Would you say that using grinders has helped reduce the use of chemicals, fertilizers and water as the plant is kept healthy and disease free?

“I can’t say that any designer thinks about blade sharpening as a part of the course’s sustainability index, but it is there nonetheless. There is no doubt that sharp blades put less stress on the grass allowing the turf to be healthier, use less water, require less fertility, and the superintendent/greenkeeper to be more conservative on pesticide, herbicide, and fungicide applications. It is an irrefutable fact backed by research. Thus, a designer can feel more comfortable working with design concepts that may push the envelope a little bit and still be economical to maintain.”

What are the most important lessons you learned in your career?

“First and foremost, always position yourself where you can take advantage of an opportunity. Never expect that it will be handed to you outright. You first have to be ready and then recognize it when it comes. Too many people fail one or the other or both.

Never forget the value of mentors and role models. They are the ones who you want to be like. Seek them out, listen, learn, and practice. It follows to never turn down an opportunity to mentor someone else. The benefit goes both ways.

Be prepared to sacrifice. Not everyone is and they find this profession extremely difficult. I don’t condone this requirement, but I have learned to accept it for what it is.

Learn from your mistakes rather than lament them. In this business you must kill grass to know how it happens. The key is to do it differently next time.

When considering something new, use Jon Scott’s Rule of 3’s. First, does it do any harm? If you don’t know, test it. Second, does it do any good? Again, test it to find out. Third, and perhaps most importantly, is it worth the cost? What is the return potential? You may not be concerned about this, but your boss will.

Be consistent, be fair. Nothing is worse than a leader who is constantly changing directions and arbitrarily assigning praise and discipline. A steady hand at the tiller will get you to port.

Arrive early, stay late. I’m sorry, but I can’t agree with the philosophy of a golf course running itself. It doesn’t.

Always keep learning. When you think you know it all, you don’t know what you don’t know.

Give back. You have been the recipient of someone’s giving to you. Return the favor.

Don’t chase success, earn it. When you do it will find you.”

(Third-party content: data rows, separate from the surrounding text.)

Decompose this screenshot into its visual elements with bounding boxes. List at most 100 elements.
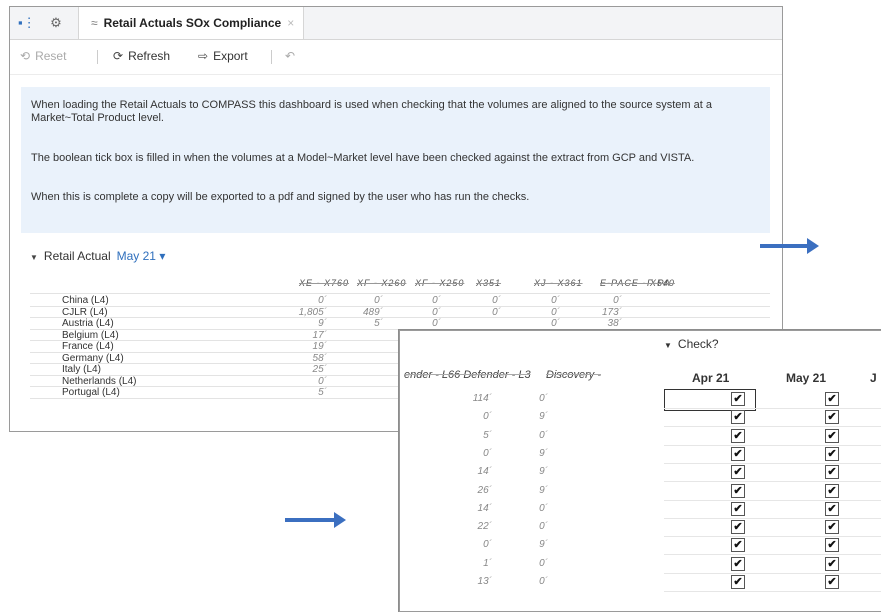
table-cell[interactable]: 0	[483, 411, 492, 422]
table-cell[interactable]: 58	[313, 353, 327, 364]
info-text-1: When loading the Retail Actuals to COMPA…	[31, 99, 712, 124]
checkbox-apr[interactable]: ✔	[731, 410, 745, 425]
close-icon[interactable]: ×	[287, 16, 294, 30]
table-cell[interactable]: 0	[539, 576, 548, 587]
export-icon: ⇨	[198, 49, 209, 63]
table-cell[interactable]: 22	[478, 521, 492, 532]
checkbox-may[interactable]: ✔	[825, 392, 839, 406]
table-cell[interactable]: 0	[492, 307, 501, 318]
table-cell[interactable]: 0	[483, 539, 492, 550]
table-cell[interactable]: 5	[374, 318, 383, 329]
checkbox-apr[interactable]: ✔	[731, 392, 745, 406]
checkbox-apr[interactable]: ✔	[731, 575, 745, 589]
tab-retail-actuals[interactable]: ≈ Retail Actuals SOx Compliance ×	[78, 7, 304, 39]
row-label: Portugal (L4)	[62, 387, 120, 398]
table-cell[interactable]: 9	[539, 539, 548, 550]
table-cell[interactable]: 17	[313, 330, 327, 341]
table-cell[interactable]: 0	[432, 318, 441, 329]
check-section-header[interactable]: ▼ Check?	[664, 337, 719, 351]
zoomed-check-window: ▼ Check? ender - L66 Defender - L3 Discov…	[399, 330, 881, 612]
refresh-button[interactable]: ⟳ Refresh	[113, 49, 170, 63]
period-selector[interactable]: May 21 ▾	[117, 249, 166, 263]
table-cell[interactable]: 5	[318, 387, 327, 398]
table-cell[interactable]: 0	[492, 295, 501, 306]
checkbox-may[interactable]: ✔	[825, 538, 839, 553]
row-label: Germany (L4)	[62, 352, 124, 364]
checkbox-apr[interactable]: ✔	[731, 556, 745, 571]
retail-actual-section-header[interactable]: ▼ Retail Actual May 21 ▾	[30, 249, 165, 263]
checkbox-may[interactable]: ✔	[825, 410, 839, 425]
table-cell[interactable]: 5	[483, 430, 492, 441]
checkbox-may[interactable]: ✔	[825, 483, 839, 498]
undo-button[interactable]: ↶	[285, 49, 300, 63]
checkbox-may[interactable]: ✔	[825, 465, 839, 480]
table-cell[interactable]: 0	[432, 295, 441, 306]
checkbox-may[interactable]: ✔	[825, 428, 839, 443]
table-cell[interactable]: 19	[313, 341, 327, 352]
checkbox-may[interactable]: ✔	[825, 501, 839, 516]
collapse-caret-icon[interactable]: ▼	[664, 341, 672, 350]
table-cell[interactable]: 0	[539, 503, 548, 514]
table-cell[interactable]: 38	[608, 318, 622, 329]
checkbox-apr[interactable]: ✔	[731, 446, 745, 461]
table-cell[interactable]: 0	[551, 318, 560, 329]
refresh-icon: ⟳	[113, 49, 124, 63]
table-cell[interactable]: 1,805	[299, 307, 327, 318]
column-header: F-PA	[647, 278, 671, 288]
checkbox-may[interactable]: ✔	[825, 446, 839, 461]
table-cell[interactable]: 0	[551, 307, 560, 318]
table-cell[interactable]: 0	[432, 307, 441, 318]
tab-title: Retail Actuals SOx Compliance	[103, 16, 282, 30]
undo-icon: ↶	[285, 49, 296, 63]
table-cell[interactable]: 9	[318, 318, 327, 329]
table-cell[interactable]: 9	[539, 485, 548, 496]
table-cell[interactable]: 0	[374, 295, 383, 306]
tree-icon[interactable]: ▪⋮	[18, 15, 36, 31]
table-cell[interactable]: 0	[539, 430, 548, 441]
checkbox-apr[interactable]: ✔	[731, 428, 745, 443]
collapse-caret-icon[interactable]: ▼	[30, 253, 38, 262]
table-cell[interactable]: 0	[539, 558, 548, 569]
table-cell[interactable]: 114	[473, 393, 492, 404]
table-cell[interactable]: 25	[313, 364, 327, 375]
row-label: Belgium (L4)	[62, 329, 119, 341]
column-header: ender - L66 Defender - L3	[404, 369, 531, 381]
checkbox-apr[interactable]: ✔	[731, 501, 745, 516]
collapse-chevron-icon[interactable]: ≈	[91, 16, 98, 30]
table-cell[interactable]: 0	[483, 448, 492, 459]
checkbox-may[interactable]: ✔	[825, 520, 839, 535]
toolbar-divider	[271, 50, 272, 64]
table-cell[interactable]: 14	[478, 503, 492, 514]
row-label: Netherlands (L4)	[62, 375, 137, 387]
gear-icon[interactable]: ⚙	[48, 15, 64, 31]
table-cell[interactable]: 0	[539, 393, 548, 404]
table-cell[interactable]: 1	[483, 558, 492, 569]
checkbox-may[interactable]: ✔	[825, 575, 839, 589]
checkbox-apr[interactable]: ✔	[731, 538, 745, 553]
checkbox-may[interactable]: ✔	[825, 556, 839, 571]
grid-divider	[664, 426, 881, 428]
table-cell[interactable]: 0	[551, 295, 560, 306]
table-cell[interactable]: 13	[478, 576, 492, 587]
table-cell[interactable]: 26	[478, 485, 492, 496]
table-cell[interactable]: 9	[539, 411, 548, 422]
tab-bar: ▪⋮ ⚙ ≈ Retail Actuals SOx Compliance ×	[10, 7, 782, 40]
table-cell[interactable]: 173	[602, 307, 622, 318]
table-cell[interactable]: 0	[318, 295, 327, 306]
checkbox-apr[interactable]: ✔	[731, 465, 745, 480]
reset-button[interactable]: ⟲ Reset	[20, 49, 66, 63]
column-header: XF - X250	[415, 278, 465, 288]
checkbox-apr[interactable]: ✔	[731, 483, 745, 498]
table-cell[interactable]: 489	[363, 307, 383, 318]
table-cell[interactable]: 0	[613, 295, 622, 306]
table-cell[interactable]: 0	[539, 521, 548, 532]
table-cell[interactable]: 0	[318, 376, 327, 387]
table-cell[interactable]: 14	[478, 466, 492, 477]
export-button[interactable]: ⇨ Export	[198, 49, 248, 63]
grid-divider	[664, 499, 881, 501]
table-cell[interactable]: 9	[539, 466, 548, 477]
column-header: Discovery -	[546, 369, 602, 381]
table-cell[interactable]: 9	[539, 448, 548, 459]
info-panel: When loading the Retail Actuals to COMPA…	[21, 87, 770, 233]
checkbox-apr[interactable]: ✔	[731, 520, 745, 535]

What are your plans for the future, Jon?

“I am beginning to slow down. For some that know me, that would be returning to a normal pace. One reason Stephen and I became friends is we seemed to have the same drive to teach and share to help others reach their full potential. That takes a lot of energy. For now, I am reducing my travel schedule and focusing on other things that I have left behind. I am still working, of course, and have traveled almost every week this summer to prove it. But, it will be a little less this year, a little less next year, and so on until I decide to hang up my soil probe once and for all. I will ease my way into retirement and even I don’t know how slowly.”

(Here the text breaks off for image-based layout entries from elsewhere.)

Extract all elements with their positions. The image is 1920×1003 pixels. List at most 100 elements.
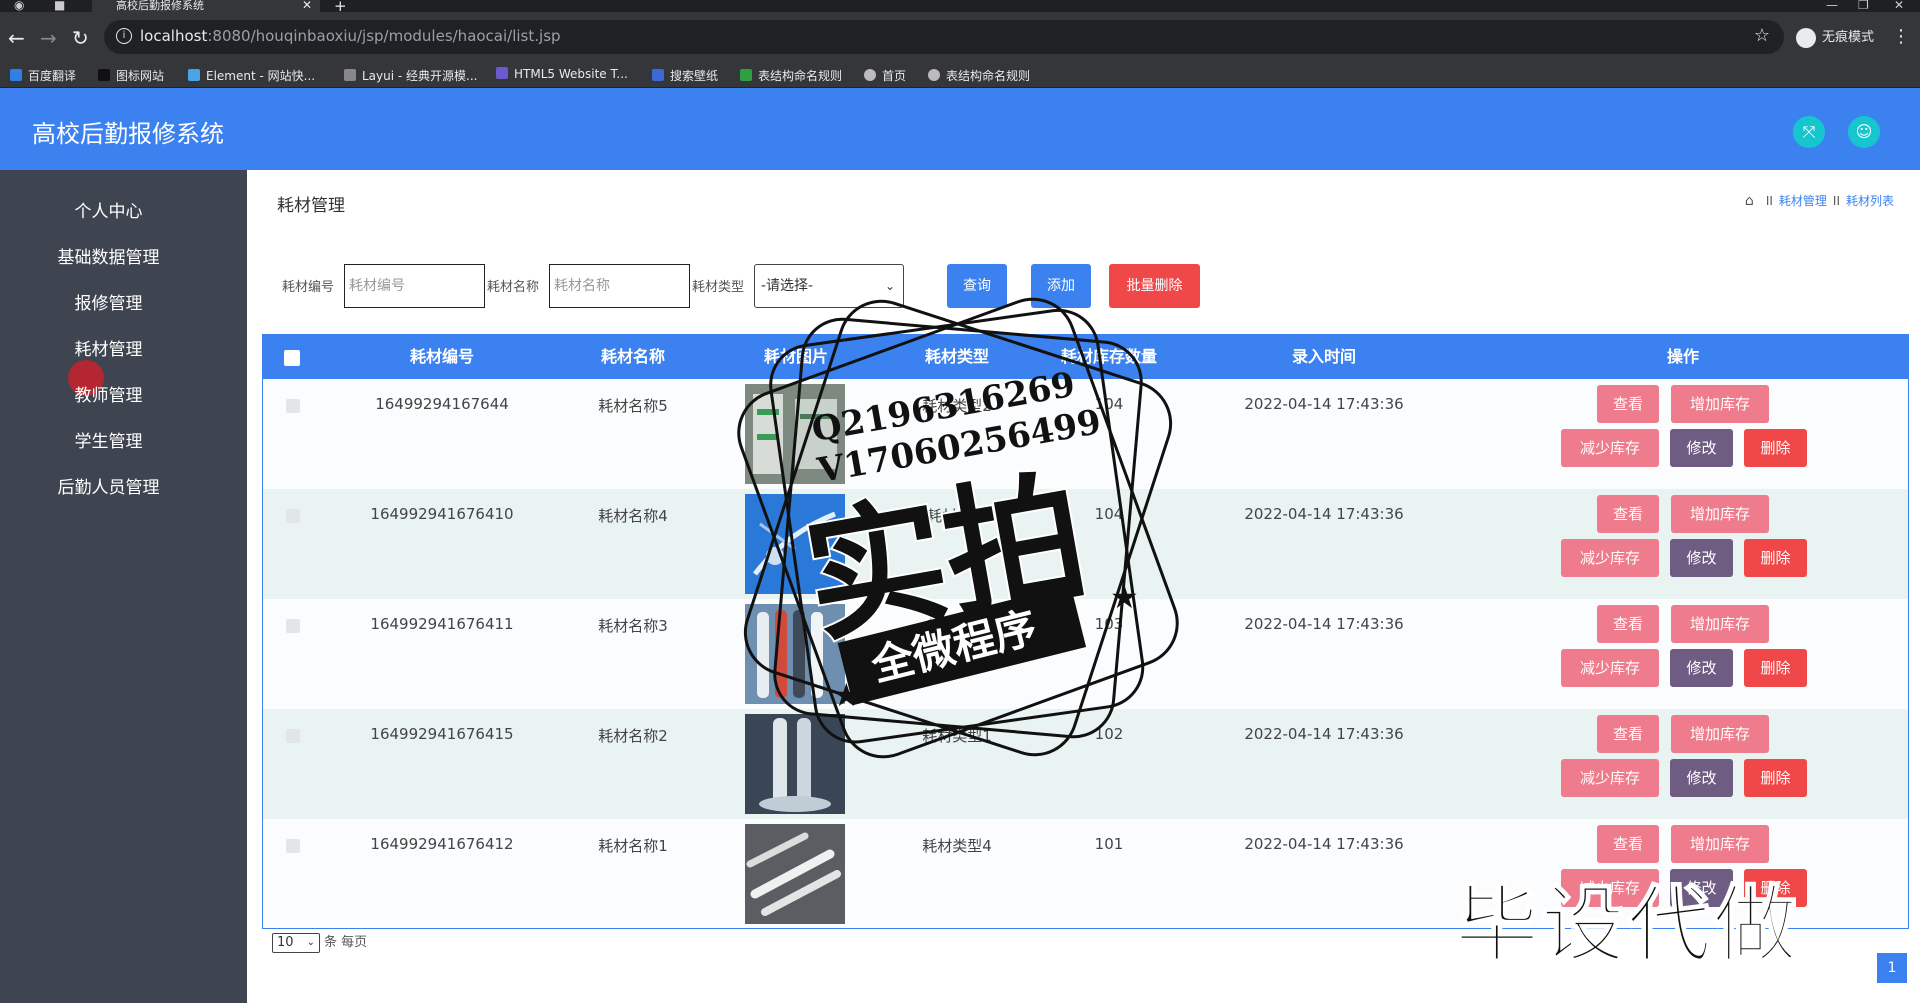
increase-stock-button[interactable]: 增加库存: [1671, 605, 1769, 643]
bookmark-item[interactable]: 表结构命名规则: [928, 67, 1030, 84]
cell-name: 耗材名称1: [598, 837, 668, 855]
cell-name: 耗材名称2: [598, 727, 668, 745]
address-bar[interactable]: i localhost:8080/houqinbaoxiu/jsp/module…: [104, 20, 1784, 54]
cell-stock: 103: [1094, 615, 1124, 633]
browser-logo-icon: ◉: [14, 0, 25, 12]
sidebar-item-students[interactable]: 学生管理: [0, 422, 217, 462]
increase-stock-button[interactable]: 增加库存: [1671, 385, 1769, 423]
row-checkbox[interactable]: [286, 729, 300, 743]
edit-button[interactable]: 修改: [1670, 539, 1733, 577]
name-filter-label: 耗材名称: [487, 280, 540, 295]
bookmark-item[interactable]: Element - 网站快...: [188, 67, 315, 84]
cell-type: 耗材类型2: [922, 397, 992, 415]
page-number-button[interactable]: 1: [1877, 953, 1907, 983]
view-button[interactable]: 查看: [1597, 715, 1659, 753]
column-header: 耗材名称: [600, 347, 666, 366]
window-close-icon[interactable]: ✕: [1894, 0, 1904, 12]
sidebar-item-repair[interactable]: 报修管理: [0, 284, 217, 324]
column-header: 耗材库存数量: [1060, 347, 1158, 366]
forward-icon[interactable]: →: [40, 24, 57, 52]
cell-type: 耗材类型1: [922, 727, 992, 745]
cell-name: 耗材名称5: [598, 397, 668, 415]
delete-button[interactable]: 删除: [1744, 429, 1807, 467]
sidebar-item-logistics-staff[interactable]: 后勤人员管理: [0, 468, 217, 508]
bookmark-item[interactable]: Layui - 经典开源模...: [344, 67, 477, 84]
chevron-down-icon: ⌄: [884, 279, 895, 293]
row-checkbox[interactable]: [286, 839, 300, 853]
bookmark-item[interactable]: 百度翻译: [10, 67, 76, 84]
flag-icon: [98, 69, 110, 81]
edit-button[interactable]: 修改: [1670, 649, 1733, 687]
bookmark-item[interactable]: HTML5 Website T...: [496, 67, 628, 81]
fullscreen-icon[interactable]: ⤧: [1793, 116, 1825, 148]
view-button[interactable]: 查看: [1597, 385, 1659, 423]
view-button[interactable]: 查看: [1597, 605, 1659, 643]
consumable-image: [745, 494, 845, 594]
browser-tab[interactable]: 高校后勤报修系统 ✕: [92, 0, 320, 12]
column-header: 耗材图片: [763, 347, 829, 366]
decrease-stock-button[interactable]: 减少库存: [1561, 429, 1659, 467]
window-icon: ■: [54, 0, 66, 12]
increase-stock-button[interactable]: 增加库存: [1671, 495, 1769, 533]
decrease-stock-button[interactable]: 减少库存: [1561, 649, 1659, 687]
query-button[interactable]: 查询: [947, 264, 1007, 308]
consumable-image: [745, 824, 845, 924]
name-filter-input[interactable]: 耗材名称: [549, 264, 690, 308]
delete-button[interactable]: 删除: [1744, 649, 1807, 687]
translate-icon: [10, 69, 22, 81]
row-checkbox[interactable]: [286, 399, 300, 413]
increase-stock-button[interactable]: 增加库存: [1671, 715, 1769, 753]
page-title: 耗材管理: [277, 196, 345, 216]
cell-stock: 104: [1094, 505, 1124, 523]
watermark-bottom: 毕设代做: [1454, 875, 1800, 975]
sidebar-item-teachers[interactable]: 教师管理: [0, 376, 217, 416]
row-checkbox[interactable]: [286, 619, 300, 633]
browser-tabstrip: ◉ ■ 高校后勤报修系统 ✕ + — ❐ ✕: [0, 0, 1920, 15]
edit-button[interactable]: 修改: [1670, 759, 1733, 797]
breadcrumb-item[interactable]: 耗材管理: [1779, 194, 1827, 208]
edit-button[interactable]: 修改: [1670, 429, 1733, 467]
chevron-down-icon: ⌄: [306, 937, 315, 948]
sidebar-item-basic-data[interactable]: 基础数据管理: [0, 238, 217, 278]
add-button[interactable]: 添加: [1031, 264, 1091, 308]
incognito-indicator[interactable]: 无痕模式: [1796, 26, 1874, 48]
home-icon[interactable]: ⌂: [1745, 193, 1754, 209]
select-all-checkbox[interactable]: [284, 350, 300, 366]
breadcrumb: ⌂ II 耗材管理 II 耗材列表: [1744, 193, 1894, 209]
table-row: 164992941676415 耗材名称2 耗材类型1 102 2022-04-…: [263, 709, 1908, 819]
bookmark-item[interactable]: 搜索壁纸: [652, 67, 718, 84]
bookmark-star-icon[interactable]: ☆: [1754, 25, 1770, 46]
cell-code: 164992941676415: [370, 725, 514, 743]
bookmark-item[interactable]: 图标网站: [98, 67, 164, 84]
batch-delete-button[interactable]: 批量删除: [1109, 264, 1200, 308]
app-header: 高校后勤报修系统 ⤧ ☺: [0, 88, 1920, 170]
code-filter-input[interactable]: 耗材编号: [344, 264, 485, 308]
sidebar-item-consumables[interactable]: 耗材管理: [0, 330, 217, 370]
row-checkbox[interactable]: [286, 509, 300, 523]
sidebar: 个人中心 基础数据管理 报修管理 耗材管理 教师管理 学生管理 后勤人员管理: [0, 170, 247, 1003]
site-info-icon[interactable]: i: [116, 28, 132, 44]
page-size-select[interactable]: 10 ⌄: [272, 933, 320, 953]
browser-menu-icon[interactable]: ⋮: [1892, 26, 1910, 47]
maximize-icon[interactable]: ❐: [1858, 0, 1869, 12]
cell-name: 耗材名称3: [598, 617, 668, 635]
back-icon[interactable]: ←: [8, 24, 25, 52]
user-icon[interactable]: ☺: [1848, 116, 1880, 148]
sidebar-item-profile[interactable]: 个人中心: [0, 192, 217, 232]
decrease-stock-button[interactable]: 减少库存: [1561, 539, 1659, 577]
type-filter-select[interactable]: -请选择- ⌄: [754, 264, 904, 308]
view-button[interactable]: 查看: [1597, 495, 1659, 533]
cell-type: 耗材类型: [926, 617, 988, 635]
minimize-icon[interactable]: —: [1826, 0, 1838, 12]
bookmark-item[interactable]: 首页: [864, 67, 906, 84]
reload-icon[interactable]: ↻: [72, 24, 89, 52]
delete-button[interactable]: 删除: [1744, 759, 1807, 797]
decrease-stock-button[interactable]: 减少库存: [1561, 759, 1659, 797]
cell-stock: 104: [1094, 395, 1124, 413]
tab-title: 高校后勤报修系统: [116, 0, 204, 12]
bookmarks-bar: 百度翻译 图标网站 Element - 网站快... Layui - 经典开源模…: [0, 64, 1920, 88]
per-page-label: 条 每页: [324, 935, 368, 950]
delete-button[interactable]: 删除: [1744, 539, 1807, 577]
tab-close-icon[interactable]: ✕: [302, 0, 312, 11]
bookmark-item[interactable]: 表结构命名规则: [740, 67, 842, 84]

Having worked in such a high profile job do you think you may write a book?

“It is amazing how many people ask me that question. I am flattered but also humbled that my story would be of interest to anyone. I always answer the question the same way, when I have time.  Perhaps that time is now coming?”

Are you a golfer?

“I love the game of golf but have never developed a game worth talking about. I am one of those 2-4 time a year golfers that everyone in the industry is trying to figure out how to get me more into the game. Quite easy really, I just need more time.”

Are your family close by?

“When I first moved to Florida we had our family with us consisting of my wife Anne, step-son Tom, and daughter Brenda. Another stepson, Joel, started his career in golf course maintenance about then and the other two kids soon followed their own dreams. That left Anne and I as empty nesters in West Palm Beach, Florida and we decided when I turned 65 to move back to Michigan where the bulk of the family is located. We came to Traverse City in May and are very glad to be back.”